20La question de la mesure nous conduit à la question du comparatisme. Si les prises de position moralistes ou les présupposés rationalistes des approches économiques sont un obstacle à l’entreprise comparatiste, J.-F. Médard (1997a : 263) indique la limite relative aux coûts d’une recherche forcément internationalisée. J. Cartier-Bresson (1997) suggère pour sa part l’insuffisance d’une réflexion sur les termes de la comparaison dans la mesure où il relève que les typologies sont pour la plupart indexées au contexte des pays du tiers-monde et donc peu transférables au contexte des pays de l’Europe de l’Ouest. R. Lucchini (1995 : 221) estime que l’analyse comparative est indispensable pour dépasser les points de vue stérilisants du « relativisme radical » ou de l’ethnocentrisme. Il évoque alors la nécessité de comparer l’expérience singulière que des cultures différentes font des droits de l’homme.
21La classification élaborée par Transparency International occupe une place de choix dans les analyses comparatives. A.J. Heidenheimer (1996) cherche tout particulièrement à expliquer les variations de la perception de la corruption dans les pays de l’Europe qui vont des « moins corrompus » (à savoir les « petits » pays européens du Nord et la Grande-Bretagne) aux « plus corrompus » (comme l’Italie, l’Espagne et la Grèce), en passant par les « peu corrompus » (la France, l’Allemagne, la Belgique et le Portugal). L’auteur assigne à ces différences entre le « nord » et le « sud » de l’Europe deux raisons essentielles : d’une part, une stricte séparation entre la sphère publique et la sphère privée qui caractérise les sociétés protestantes du Nord, et, d’autre part, la faible politisation de l’administration des pays du Nord12. J. Cartier-Bresson (1997) nuance les analyses de Heidenheimer. Notant, tout d’abord, que l’Europe de l’Ouest connaît une grande corruption liée à des réseaux sociopolitiques et consubstantielle au développement du financement illégal des partis politiques, ensuite, que le classement de Transparency International fait cependant ressortir des différences entre l’Europe du Nord et l’Europe du Sud, l’auteur souligne que, si la formation des élites administratives, les idéologies de l’engagement politique, la confiscation du politique par une « caste de professionnels », les modes de scrutin ou encore le cumul des mandats apparaissent comme des facteurs explicatifs, il n’existe pourtant pas de corrélation simple entre ces variables et le degré de corruption, même si dysfonctionnements administratifs, relations clientélaires, organisations criminelles ressortissent aux pays du Sud.

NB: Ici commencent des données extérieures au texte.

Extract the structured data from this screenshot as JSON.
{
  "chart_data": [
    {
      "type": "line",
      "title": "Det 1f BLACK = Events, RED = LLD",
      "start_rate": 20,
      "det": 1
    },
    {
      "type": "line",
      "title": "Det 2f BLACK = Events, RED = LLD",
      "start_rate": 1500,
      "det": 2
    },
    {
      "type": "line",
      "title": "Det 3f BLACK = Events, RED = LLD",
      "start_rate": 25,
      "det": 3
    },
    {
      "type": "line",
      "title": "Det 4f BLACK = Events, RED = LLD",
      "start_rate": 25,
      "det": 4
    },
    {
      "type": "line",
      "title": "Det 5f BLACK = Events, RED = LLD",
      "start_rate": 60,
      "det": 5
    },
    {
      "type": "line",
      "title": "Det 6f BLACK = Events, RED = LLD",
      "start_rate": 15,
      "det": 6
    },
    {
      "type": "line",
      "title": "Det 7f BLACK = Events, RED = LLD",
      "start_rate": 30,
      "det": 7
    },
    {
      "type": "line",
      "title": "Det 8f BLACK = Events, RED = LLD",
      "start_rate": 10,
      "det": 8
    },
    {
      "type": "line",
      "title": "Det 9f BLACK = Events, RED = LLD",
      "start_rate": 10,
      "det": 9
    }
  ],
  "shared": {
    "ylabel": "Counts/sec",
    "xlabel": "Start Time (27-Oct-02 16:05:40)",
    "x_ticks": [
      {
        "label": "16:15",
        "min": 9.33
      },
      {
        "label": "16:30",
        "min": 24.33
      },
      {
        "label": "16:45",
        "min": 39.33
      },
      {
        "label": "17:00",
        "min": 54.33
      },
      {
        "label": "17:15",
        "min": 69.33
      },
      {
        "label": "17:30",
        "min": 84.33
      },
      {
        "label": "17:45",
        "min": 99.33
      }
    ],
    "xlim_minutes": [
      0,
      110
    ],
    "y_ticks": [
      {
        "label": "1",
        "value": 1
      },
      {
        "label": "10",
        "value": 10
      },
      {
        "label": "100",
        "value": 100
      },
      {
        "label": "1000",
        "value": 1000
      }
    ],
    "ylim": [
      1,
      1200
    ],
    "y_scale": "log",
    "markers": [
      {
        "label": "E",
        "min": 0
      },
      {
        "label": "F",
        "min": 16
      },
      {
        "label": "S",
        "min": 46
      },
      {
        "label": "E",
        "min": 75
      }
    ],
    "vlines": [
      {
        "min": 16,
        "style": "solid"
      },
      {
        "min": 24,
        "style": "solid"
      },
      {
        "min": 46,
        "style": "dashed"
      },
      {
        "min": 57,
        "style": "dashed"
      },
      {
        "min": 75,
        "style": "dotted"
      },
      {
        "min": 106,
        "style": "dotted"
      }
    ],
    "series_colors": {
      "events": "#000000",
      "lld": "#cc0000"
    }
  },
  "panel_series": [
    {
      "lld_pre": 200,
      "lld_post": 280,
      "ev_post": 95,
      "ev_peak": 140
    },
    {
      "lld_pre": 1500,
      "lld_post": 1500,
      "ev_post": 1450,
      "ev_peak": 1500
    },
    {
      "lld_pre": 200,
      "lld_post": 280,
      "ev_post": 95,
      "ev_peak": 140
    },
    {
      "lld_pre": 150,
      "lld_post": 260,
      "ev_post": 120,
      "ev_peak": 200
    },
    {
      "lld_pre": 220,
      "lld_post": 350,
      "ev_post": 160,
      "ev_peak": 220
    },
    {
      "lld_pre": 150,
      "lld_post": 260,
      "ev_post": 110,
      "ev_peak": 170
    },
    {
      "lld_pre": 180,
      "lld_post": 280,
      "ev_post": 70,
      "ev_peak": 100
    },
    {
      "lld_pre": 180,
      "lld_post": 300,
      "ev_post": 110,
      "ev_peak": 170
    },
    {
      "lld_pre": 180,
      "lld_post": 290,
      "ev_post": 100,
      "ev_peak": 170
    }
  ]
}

22A. Sindzingre relève d’emblée que « la corruption n’est pas plus profonde ou répandue en Afrique subsaharienne qu’en Asie, avec en outre des variations marquées entre pays » (1997 : 393). Même s’il nous semblerait plus pertinent d’explorer ces variations, l’auteure préfère quant à elle nous proposer une analyse comparative de « grande portée », entre l’Afrique et l’Asie de l’Est. Elle cherche de manière privilégiée à dégager les facteurs qui expliquent les différences de développement économique entre les deux ensembles régionaux. Outre la nature de l’Etat (des Etats prédateurs en Afrique contre des Etats à l’autoritarisme « bienveillant » avec de bonnes capacités administratives en Asie) et l’héritage colonial, A. Sindzingre met l’accent sur la structure des réseaux. Limités et fragmentés, les réseaux africains n’offrent pas les mêmes potentialités de connexion aux marchés internationaux que les réseaux asiatiques dont les règles de confiance garantissent les relations au sein de groupes dispersés. Ces réseaux s’appuient, en outre, sur les diasporas chinoises qui, il est vrai, étaient favorisées dans leurs rôles d’entrepreneur par l’Etat, au contraire du cas africain. J.-P. Daloz et M.-H. Heo, dans une comparaison plus serrée entre le Nigeria et la Corée du Sud, rejoignent certaines de ces conclusions. Ils soulignent cependant que les pratiques sont bien plus « l’ordinaire de tous les instants » (1997 : 367) en Afrique qu’en Asie, même si la corruption s’ancre, dans les deux pays, dans des logiques de redistribution et de prestige social. J.-F. Médard (1997b) compare les différents modèles de corruption internationale dans le cas de l’Afrique. Il distingue le modèle franco-africain du modèle « classique » lié au commerce international qui concerne les autres pays. Les spécificités du premier modèle ont trait au fait que la France a conservé des liens privilégiés avec ses anciennes colonies ; c’est-à-dire qu’à côté d’une corruption classique, on trouve une corruption de réseau passant par des liens personnels qui mêlent échanges économiques et échanges politiques et qui permettent, à la fois, à la France de préserver sa position internationale et aux dirigeants africains de reproduire leur pouvoir et d’accroître leurs richesses.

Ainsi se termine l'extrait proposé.